Il FFDUL – Film Festival Diritti Umani Lugano torna dal 12 al 19 ottobre 2025 per la sua dodicesima edizione, con otto giorni di programmazione e 25 film, tra cui 12 anteprime svizzere e 8 anteprime ticinesi. Un programma più denso sotto la nuova co-direzione di Antonio Prata e Margherita Cascio e la presidenza di Roberto Pomari. Il FFDUL, come sempre, vuole focalizzare il suo sguardo sulle realtà resistenti, dove si lotta per i diritti umani e contro le prevaricazioni. Da questa riflessione nasce anche l’immagine grafica di quest’anno, costruita intorno alle parole che l’amministrazione Trump ha limitato e sconsigliato a tutto il governo federale americano. Eliminare termini di uso comune come donna, inclusione, minoranze e giustizia sociale significa imporre una visione del mondo basata su esclusione, ingiustizia e marginalizzazione. Il festival le riprende e le rilancia, affiancandole ad altre parole alquanto diffuse dato il momento storico che stiamo vivendo – come genocidio, conflitto e resistenza – riempiendole di senso attraverso le storie dei film, il dibattito e l’analisi critica.
Il festival proporrà, anche quest’anno, il Concorso internazionale di lungometraggi, nato nel 2023 in occasione del decennale, con otto pellicole di cui sette in anteprima svizzera, e conferma i suoi appuntamenti più vivi e significativi: tornano infatti i dibattiti e gli incontri con ospiti e testimoni, sui temi dei film visti in sala, e le proiezioni in orario scolastico dedicate alle studentesse e agli studenti, ma aperte comunque a tutte e tutti.
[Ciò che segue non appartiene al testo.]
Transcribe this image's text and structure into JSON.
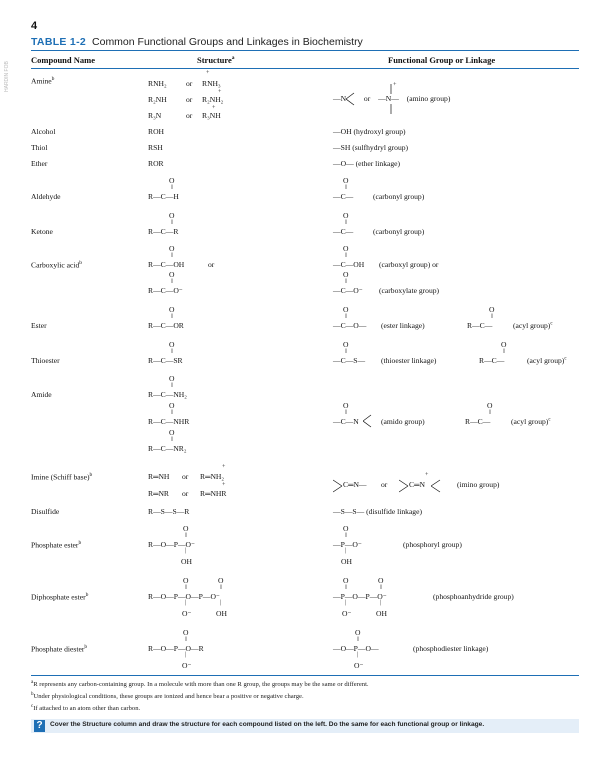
{
  "page_number": "4",
  "side_label": "HARDIN FOB",
  "table": {
    "label": "TABLE 1-2",
    "title": "Common Functional Groups and Linkages in Biochemistry",
    "headers": {
      "compound": "Compound Name",
      "structure": "Structure",
      "structure_sup": "a",
      "functional": "Functional Group or Linkage"
    }
  },
  "rows": {
    "amine": {
      "name": "Amine",
      "sup": "b",
      "s": [
        "RNH₂",
        "or",
        "RNH₃",
        "R₂NH",
        "or",
        "R₂NH₂",
        "R₃N",
        "or",
        "R₃NH",
        "+",
        "+",
        "+"
      ],
      "f": [
        "—N",
        "or",
        "—N—",
        "(amino group)",
        "+"
      ]
    },
    "alcohol": {
      "name": "Alcohol",
      "s": "ROH",
      "f": "—OH  (hydroxyl group)"
    },
    "thiol": {
      "name": "Thiol",
      "s": "RSH",
      "f": "—SH  (sulfhydryl group)"
    },
    "ether": {
      "name": "Ether",
      "s": "ROR",
      "f": "—O—  (ether linkage)"
    },
    "aldehyde": {
      "name": "Aldehyde",
      "s": [
        "O",
        "R—C—H"
      ],
      "f": [
        "O",
        "—C—",
        "(carbonyl group)"
      ]
    },
    "ketone": {
      "name": "Ketone",
      "s": [
        "O",
        "R—C—R"
      ],
      "f": [
        "O",
        "—C—",
        "(carbonyl group)"
      ]
    },
    "carboxylic": {
      "name": "Carboxylic acid",
      "sup": "b",
      "s": [
        "O",
        "R—C—OH",
        "or",
        "O",
        "R—C—O⁻"
      ],
      "f": [
        "O",
        "—C—OH",
        "(carboxyl group) or",
        "O",
        "—C—O⁻",
        "(carboxylate group)"
      ]
    },
    "ester": {
      "name": "Ester",
      "s": [
        "O",
        "R—C—OR"
      ],
      "f": [
        "O",
        "—C—O—",
        "(ester linkage)",
        "O",
        "R—C—",
        "(acyl group)",
        "c"
      ]
    },
    "thioester": {
      "name": "Thioester",
      "s": [
        "O",
        "R—C—SR"
      ],
      "f": [
        "O",
        "—C—S—",
        "(thioester linkage)",
        "O",
        "R—C—",
        "(acyl group)",
        "c"
      ]
    },
    "amide": {
      "name": "Amide",
      "s": [
        "O",
        "R—C—NH₂",
        "O",
        "R—C—NHR",
        "O",
        "R—C—NR₂"
      ],
      "f": [
        "O",
        "—C—N",
        "(amido group)",
        "O",
        "R—C—",
        "(acyl group)",
        "c"
      ]
    },
    "imine": {
      "name": "Imine (Schiff base)",
      "sup": "b",
      "s": [
        "R═NH",
        "or",
        "R═NH₂",
        "R═NR",
        "or",
        "R═NHR",
        "+",
        "+"
      ],
      "f": [
        "C═N—",
        "or",
        "C═N",
        "(imino group)",
        "+"
      ]
    },
    "disulfide": {
      "name": "Disulfide",
      "s": "R—S—S—R",
      "f": "—S—S—  (disulfide linkage)"
    },
    "phosphate_ester": {
      "name": "Phosphate ester",
      "sup": "b",
      "s": [
        "O",
        "R—O—P—O⁻",
        "OH"
      ],
      "f": [
        "O",
        "—P—O⁻",
        "OH",
        "(phosphoryl group)"
      ]
    },
    "diphosphate_ester": {
      "name": "Diphosphate ester",
      "sup": "b",
      "s": [
        "O",
        "O",
        "R—O—P—O—P—O⁻",
        "O⁻",
        "OH"
      ],
      "f": [
        "O",
        "O",
        "—P—O—P—O⁻",
        "O⁻",
        "OH",
        "(phosphoanhydride group)"
      ]
    },
    "phosphate_diester": {
      "name": "Phosphate diester",
      "sup": "b",
      "s": [
        "O",
        "R—O—P—O—R",
        "O⁻"
      ],
      "f": [
        "O",
        "—O—P—O—",
        "O⁻",
        "(phosphodiester linkage)"
      ]
    }
  },
  "footnotes": [
    {
      "mark": "a",
      "text": "R represents any carbon-containing group. In a molecule with more than one R group, the groups may be the same or different."
    },
    {
      "mark": "b",
      "text": "Under physiological conditions, these groups are ionized and hence bear a positive or negative charge."
    },
    {
      "mark": "c",
      "text": "If attached to an atom other than carbon."
    }
  ],
  "question": {
    "icon": "?",
    "text": "Cover the Structure column and draw the structure for each compound listed on the left. Do the same for each functional group or linkage."
  },
  "colors": {
    "accent": "#1e6fb5",
    "question_bg": "#e4eef8"
  }
}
Tornano anche quest’anno gli appuntamenti di OltreFestival, il programma di eventi off che si propone come spazio dinamico e inclusivo, pensato per generare nuove occasioni di incontro e riflessione. La varietà delle proposte – dai momenti di approfondimento ai concerti, passando per proiezioni e letture con i più piccoli, – arricchisce l’esperienza del FFDUL, portando il dibattito oltre le sale e coinvolgendo l’intera città di Lugano in un dialogo aperto e partecipativo.
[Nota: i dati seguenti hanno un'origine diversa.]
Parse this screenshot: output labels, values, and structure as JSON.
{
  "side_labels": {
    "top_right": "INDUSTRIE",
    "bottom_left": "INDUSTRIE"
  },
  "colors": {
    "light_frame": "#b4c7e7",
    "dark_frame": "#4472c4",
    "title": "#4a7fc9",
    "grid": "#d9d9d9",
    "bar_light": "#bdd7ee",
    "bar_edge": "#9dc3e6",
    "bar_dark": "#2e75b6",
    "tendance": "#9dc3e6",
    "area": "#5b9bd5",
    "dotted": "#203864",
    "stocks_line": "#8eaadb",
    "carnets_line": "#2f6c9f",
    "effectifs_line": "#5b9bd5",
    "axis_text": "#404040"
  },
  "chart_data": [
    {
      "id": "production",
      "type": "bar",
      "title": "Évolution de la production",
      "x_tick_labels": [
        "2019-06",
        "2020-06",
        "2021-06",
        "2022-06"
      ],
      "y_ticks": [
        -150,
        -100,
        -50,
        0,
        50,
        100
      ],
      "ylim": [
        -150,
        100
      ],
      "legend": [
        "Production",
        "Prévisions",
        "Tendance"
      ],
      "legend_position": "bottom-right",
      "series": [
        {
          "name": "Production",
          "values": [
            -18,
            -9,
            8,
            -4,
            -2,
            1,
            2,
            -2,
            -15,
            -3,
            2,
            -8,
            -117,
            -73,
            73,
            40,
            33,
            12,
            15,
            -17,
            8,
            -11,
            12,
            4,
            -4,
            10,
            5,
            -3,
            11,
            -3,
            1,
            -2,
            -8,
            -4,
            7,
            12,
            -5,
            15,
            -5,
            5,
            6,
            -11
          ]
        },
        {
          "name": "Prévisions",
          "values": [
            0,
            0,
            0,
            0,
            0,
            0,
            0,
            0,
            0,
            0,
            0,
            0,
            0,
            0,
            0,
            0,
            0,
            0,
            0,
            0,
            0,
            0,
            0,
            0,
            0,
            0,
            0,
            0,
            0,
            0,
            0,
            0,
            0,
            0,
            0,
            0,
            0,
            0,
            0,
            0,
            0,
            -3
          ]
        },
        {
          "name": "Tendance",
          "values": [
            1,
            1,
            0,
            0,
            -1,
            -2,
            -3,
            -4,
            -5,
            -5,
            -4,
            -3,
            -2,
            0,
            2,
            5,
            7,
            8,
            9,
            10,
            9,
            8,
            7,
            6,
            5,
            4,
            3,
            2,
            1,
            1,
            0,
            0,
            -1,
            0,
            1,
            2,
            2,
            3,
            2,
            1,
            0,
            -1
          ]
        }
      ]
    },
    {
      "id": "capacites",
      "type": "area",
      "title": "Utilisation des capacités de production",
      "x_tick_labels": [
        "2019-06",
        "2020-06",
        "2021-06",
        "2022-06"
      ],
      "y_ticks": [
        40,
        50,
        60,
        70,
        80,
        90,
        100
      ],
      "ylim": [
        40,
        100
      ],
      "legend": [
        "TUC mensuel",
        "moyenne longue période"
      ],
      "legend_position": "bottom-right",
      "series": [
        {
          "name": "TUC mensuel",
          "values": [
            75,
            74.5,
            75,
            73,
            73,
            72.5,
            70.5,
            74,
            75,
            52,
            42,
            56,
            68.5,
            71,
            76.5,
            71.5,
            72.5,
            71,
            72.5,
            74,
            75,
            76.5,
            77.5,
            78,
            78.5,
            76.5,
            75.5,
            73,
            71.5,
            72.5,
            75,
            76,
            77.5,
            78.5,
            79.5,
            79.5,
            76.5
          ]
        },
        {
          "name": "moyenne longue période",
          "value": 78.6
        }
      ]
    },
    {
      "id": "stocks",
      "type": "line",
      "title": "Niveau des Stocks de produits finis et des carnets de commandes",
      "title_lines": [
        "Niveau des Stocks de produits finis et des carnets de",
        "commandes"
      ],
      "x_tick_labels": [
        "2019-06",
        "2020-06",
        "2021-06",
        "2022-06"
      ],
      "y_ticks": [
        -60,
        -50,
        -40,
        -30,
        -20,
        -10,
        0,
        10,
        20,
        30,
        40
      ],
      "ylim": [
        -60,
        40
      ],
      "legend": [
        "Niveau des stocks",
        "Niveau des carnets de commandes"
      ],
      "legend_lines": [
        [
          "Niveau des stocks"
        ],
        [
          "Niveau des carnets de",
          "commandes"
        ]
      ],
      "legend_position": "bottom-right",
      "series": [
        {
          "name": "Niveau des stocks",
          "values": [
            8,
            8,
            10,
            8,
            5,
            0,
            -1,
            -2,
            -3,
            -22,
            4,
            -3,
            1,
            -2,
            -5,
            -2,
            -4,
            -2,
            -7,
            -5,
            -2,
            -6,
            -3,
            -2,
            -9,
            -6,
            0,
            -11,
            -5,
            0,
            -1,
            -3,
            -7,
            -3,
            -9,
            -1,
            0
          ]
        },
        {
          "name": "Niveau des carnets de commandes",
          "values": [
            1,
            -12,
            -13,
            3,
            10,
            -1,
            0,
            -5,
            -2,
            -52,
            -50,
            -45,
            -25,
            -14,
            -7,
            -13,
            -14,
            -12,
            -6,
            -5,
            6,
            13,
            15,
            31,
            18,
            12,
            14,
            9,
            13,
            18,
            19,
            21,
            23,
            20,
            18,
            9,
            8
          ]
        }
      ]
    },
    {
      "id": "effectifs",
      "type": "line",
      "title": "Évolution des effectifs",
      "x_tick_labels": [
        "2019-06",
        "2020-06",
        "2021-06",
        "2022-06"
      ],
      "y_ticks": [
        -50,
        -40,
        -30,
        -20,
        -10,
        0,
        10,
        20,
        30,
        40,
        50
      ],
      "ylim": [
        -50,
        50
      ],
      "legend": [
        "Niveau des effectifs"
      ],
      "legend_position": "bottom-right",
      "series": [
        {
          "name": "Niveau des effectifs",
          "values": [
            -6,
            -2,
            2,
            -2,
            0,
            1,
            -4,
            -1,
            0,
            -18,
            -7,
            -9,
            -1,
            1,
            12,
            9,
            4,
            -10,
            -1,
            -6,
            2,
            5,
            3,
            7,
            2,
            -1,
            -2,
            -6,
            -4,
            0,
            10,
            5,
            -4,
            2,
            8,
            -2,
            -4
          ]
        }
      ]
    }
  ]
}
La dodicesima edizione propone un programma molto ricco, confermando così gli intenti del festival: raccontare storie che scuotono, ispirano e stimolano il dialogo, interrogare il presente attraverso il cinema e trasformare la visione in partecipazione attiva, rafforzando la rete con realtà istituzionali e culturali del territorio e offrendo strumenti concreti a pubblico, partner e staff per comprendere, riflettere e agire.